Vara Research’s analysts estimate that Shell will take earnings of $1.1bn from its renewables operations through 2023, rising to $1.4bn in 2024 and $1.5bn in 2025.
Upstream earnings are projected to rise from $9.2bn this year to $9.9bn in 2024 before falling to $8.9bn in 2025. Integrated gas too is set to fall from $13bn this year to $11.9bn in 2025. Track all markets on TradingView Embed code
Unsurprisingly, the company’s project pipeline reveals a split picture.
Before the end of 2024, three upstream projects, with a total output of nearly half a million barrels a day, will come online in Brazil and the US, as well as two low-carbon fuel projects. From the renewable side; one wind project, one solar and one carbon capture and storage.
From 2025 and beyond, three LNG liquefaction plants will start up as well as two major oil projects in Brazil and Malaysia. Three wind projects, one low carbon fuel and one hydrogen will also be launched from 2025.
Looking at its most recent results, published in early November, profit for the three months from July to September came in at $6.2bn; slightly lower than the consensus among analysts, but still up on the $5.1bn achieved in Q2.
It also remains an above-FTSE 100 average dividend yield, forecasted to be around 4.3 per cent for FY23.

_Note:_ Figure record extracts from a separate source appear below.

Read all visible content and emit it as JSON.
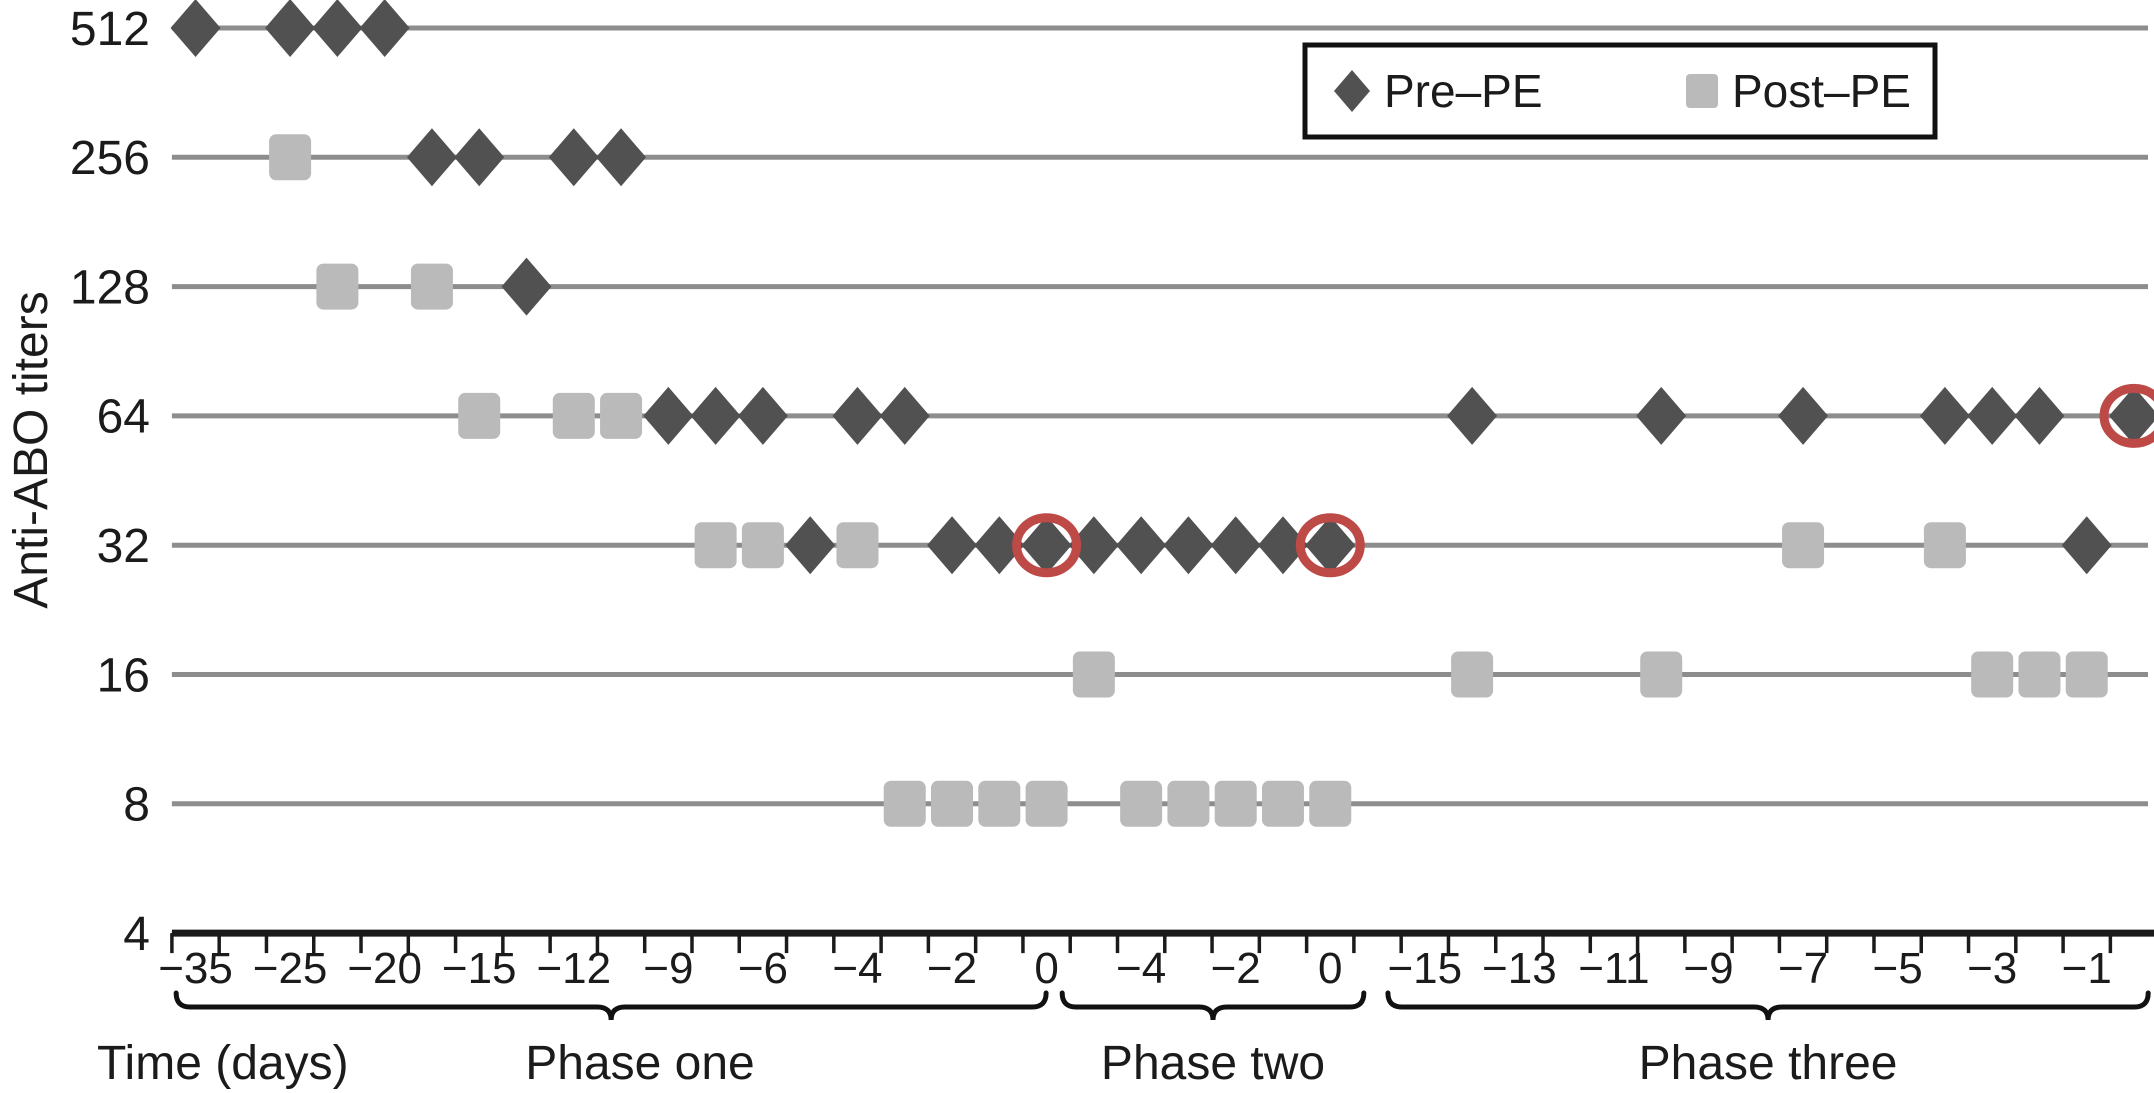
{
  "figure": {
    "y_axis_title": "Anti-ABO titers",
    "x_axis_title": "Time (days)",
    "legend": {
      "pre_label": "Pre–PE",
      "post_label": "Post–PE"
    },
    "colors": {
      "pre_marker": "#515151",
      "post_marker": "#bababa",
      "row_line": "#8d8d8d",
      "axis": "#1b1b1b",
      "highlight_ring": "#bd4a47",
      "legend_border": "#111111"
    }
  },
  "chart_data": {
    "type": "scatter",
    "title": "",
    "xlabel": "Time (days)",
    "ylabel": "Anti-ABO titers",
    "y_axis": {
      "categories": [
        512,
        256,
        128,
        64,
        32,
        16,
        8,
        4
      ],
      "scale": "categorical (doubling titer steps, 4 = baseline axis)"
    },
    "x_axis": {
      "slots": 42,
      "note": "categorical time axis; labels mark every second slot; days restart each phase",
      "tick_labels": [
        {
          "slot": 0,
          "label": "−35"
        },
        {
          "slot": 2,
          "label": "−25"
        },
        {
          "slot": 4,
          "label": "−20"
        },
        {
          "slot": 6,
          "label": "−15"
        },
        {
          "slot": 8,
          "label": "−12"
        },
        {
          "slot": 10,
          "label": "−9"
        },
        {
          "slot": 12,
          "label": "−6"
        },
        {
          "slot": 14,
          "label": "−4"
        },
        {
          "slot": 16,
          "label": "−2"
        },
        {
          "slot": 18,
          "label": "0"
        },
        {
          "slot": 20,
          "label": "−4"
        },
        {
          "slot": 22,
          "label": "−2"
        },
        {
          "slot": 24,
          "label": "0"
        },
        {
          "slot": 26,
          "label": "−15"
        },
        {
          "slot": 28,
          "label": "−13"
        },
        {
          "slot": 30,
          "label": "−11"
        },
        {
          "slot": 32,
          "label": "−9"
        },
        {
          "slot": 34,
          "label": "−7"
        },
        {
          "slot": 36,
          "label": "−5"
        },
        {
          "slot": 38,
          "label": "−3"
        },
        {
          "slot": 40,
          "label": "−1"
        }
      ]
    },
    "phases": [
      {
        "label": "Phase one",
        "brace_start_slot": -0.41,
        "brace_end_slot": 17.99,
        "label_slot": 9.4
      },
      {
        "label": "Phase two",
        "brace_start_slot": 18.33,
        "brace_end_slot": 24.71,
        "label_slot": 21.52
      },
      {
        "label": "Phase three",
        "brace_start_slot": 25.22,
        "brace_end_slot": 41.3,
        "label_slot": 33.26
      }
    ],
    "legend_position": "top-right",
    "grid": "horizontal row lines only",
    "series": [
      {
        "name": "Pre–PE",
        "marker": "diamond",
        "color": "#515151",
        "points": [
          {
            "slot": 0,
            "titer": 512
          },
          {
            "slot": 2,
            "titer": 512
          },
          {
            "slot": 3,
            "titer": 512
          },
          {
            "slot": 4,
            "titer": 512
          },
          {
            "slot": 5,
            "titer": 256
          },
          {
            "slot": 6,
            "titer": 256
          },
          {
            "slot": 7,
            "titer": 128
          },
          {
            "slot": 8,
            "titer": 256
          },
          {
            "slot": 9,
            "titer": 256
          },
          {
            "slot": 10,
            "titer": 64
          },
          {
            "slot": 11,
            "titer": 64
          },
          {
            "slot": 12,
            "titer": 64
          },
          {
            "slot": 13,
            "titer": 32
          },
          {
            "slot": 14,
            "titer": 64
          },
          {
            "slot": 15,
            "titer": 64
          },
          {
            "slot": 16,
            "titer": 32
          },
          {
            "slot": 17,
            "titer": 32
          },
          {
            "slot": 18,
            "titer": 32
          },
          {
            "slot": 19,
            "titer": 32
          },
          {
            "slot": 20,
            "titer": 32
          },
          {
            "slot": 21,
            "titer": 32
          },
          {
            "slot": 22,
            "titer": 32
          },
          {
            "slot": 23,
            "titer": 32
          },
          {
            "slot": 24,
            "titer": 32
          },
          {
            "slot": 27,
            "titer": 64
          },
          {
            "slot": 31,
            "titer": 64
          },
          {
            "slot": 34,
            "titer": 64
          },
          {
            "slot": 37,
            "titer": 64
          },
          {
            "slot": 38,
            "titer": 64
          },
          {
            "slot": 39,
            "titer": 64
          },
          {
            "slot": 40,
            "titer": 32
          },
          {
            "slot": 41,
            "titer": 64
          }
        ]
      },
      {
        "name": "Post–PE",
        "marker": "square",
        "color": "#bababa",
        "points": [
          {
            "slot": 2,
            "titer": 256
          },
          {
            "slot": 3,
            "titer": 128
          },
          {
            "slot": 5,
            "titer": 128
          },
          {
            "slot": 6,
            "titer": 64
          },
          {
            "slot": 8,
            "titer": 64
          },
          {
            "slot": 9,
            "titer": 64
          },
          {
            "slot": 11,
            "titer": 32
          },
          {
            "slot": 12,
            "titer": 32
          },
          {
            "slot": 14,
            "titer": 32
          },
          {
            "slot": 15,
            "titer": 8
          },
          {
            "slot": 16,
            "titer": 8
          },
          {
            "slot": 17,
            "titer": 8
          },
          {
            "slot": 18,
            "titer": 8
          },
          {
            "slot": 19,
            "titer": 16
          },
          {
            "slot": 20,
            "titer": 8
          },
          {
            "slot": 21,
            "titer": 8
          },
          {
            "slot": 22,
            "titer": 8
          },
          {
            "slot": 23,
            "titer": 8
          },
          {
            "slot": 24,
            "titer": 8
          },
          {
            "slot": 27,
            "titer": 16
          },
          {
            "slot": 31,
            "titer": 16
          },
          {
            "slot": 34,
            "titer": 32
          },
          {
            "slot": 37,
            "titer": 32
          },
          {
            "slot": 38,
            "titer": 16
          },
          {
            "slot": 39,
            "titer": 16
          },
          {
            "slot": 40,
            "titer": 16
          }
        ]
      }
    ],
    "highlighted_points": [
      {
        "series": "Pre–PE",
        "slot": 18,
        "titer": 32,
        "mark": "red ring"
      },
      {
        "series": "Pre–PE",
        "slot": 24,
        "titer": 32,
        "mark": "red ring"
      },
      {
        "series": "Pre–PE",
        "slot": 41,
        "titer": 64,
        "mark": "red ring"
      }
    ]
  }
}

The company’s next major strategy update will be Energy Transition Strategy day in March.
BP
It wouldn’t be hyperbolic to say Bernard Looney’s sudden resignation as chief executive of BP in June came with mixed reviews.
On the one hand, many lauded the BP-lifer’s efforts to commit to renewable energy investment, but an equal number of market observers were unconvinced about the strategic shift as the company’s share price suffered in comparison to the other major Western oil powers.

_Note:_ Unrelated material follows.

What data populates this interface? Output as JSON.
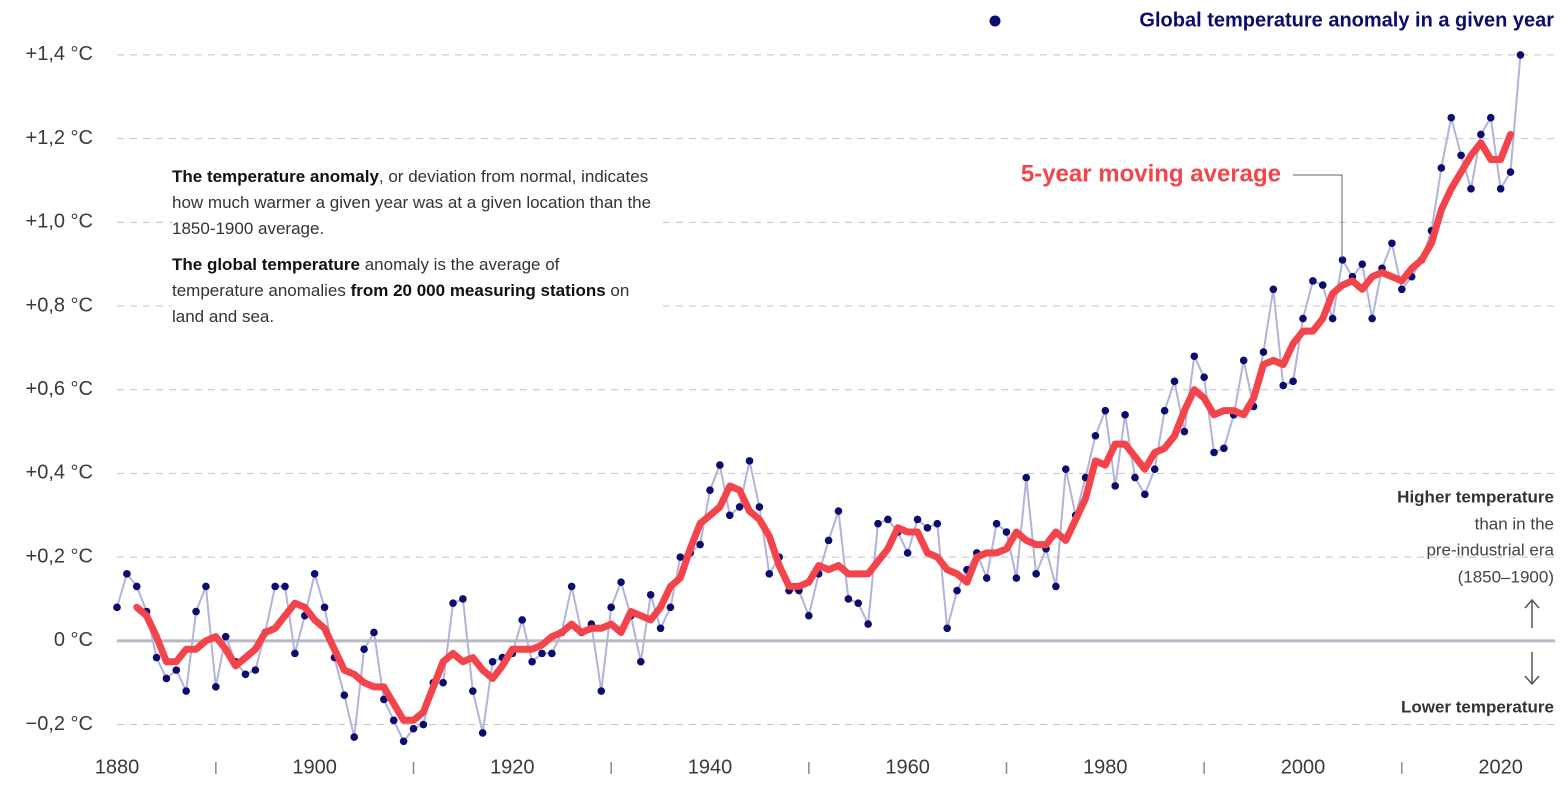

BP’s interim chief executive Murray Auchincloss said in October the company’s renewable strategy and net zero ambition remain unchanged following Looney’s departure, with low carbon technologies set to remain one of BP’s core activities.
Plans to spend as much as $5bn per year by 2025 on projects including offshore wind, solar projects and investment in hydrogen.
It will be up to BP’s next chief executive to decide if they want to continue to transform the company into a leading green energy company or switch focus back to the high returns oil and gas play.
Today, BP shares are up around 130 per cent since its 26-year low in October 2020.
BP has the leg-up over Shell, Exxon and others regarding yield at five per cent. It also carries less total debt than Shell; around $59bn against $82bn – though BP’s has risen at a faster rate in the last two years.
Comparison case
Both companies appear near-immune to major share volatility, despite both being tied to the wacky world of oil prices.
That said, OPEC’s production saga and both Eastern conflicts are ongoing and will continue to hang over the industry for the mid-to-long-term.
BP’s leadership turmoil will likely soon be solved for the better or worse for investors — prepare to see the share price balance on a new normal rapidly after the announcement as investors hedge bets on the successor’s game plan.
Shell meanwhile appears to remain focused on the shareholders and boosting profits through higher-margin projects in oil and LNG areas.
With this in mind, it appears that Shell remains the safer upside bet for the next 12 months. Not only is the company publicly declaring investor return as its top priority but it is consistently lowering debt whilst building out renewable, oil and LNG projects.
But be sure to watch BP’s succession plan closely. Potential successors to the recently-dismissed Bernard Looney include the current interim chief executive Murray Auchincloss, Anja-Isabel Dotzenrat, the company’s head of gas & low carbon energy and Emma Delaney who leads the customer and products division.
Whoever the successor proves to be will likely have a major impact on how the market view BP’s short-medium term prospects.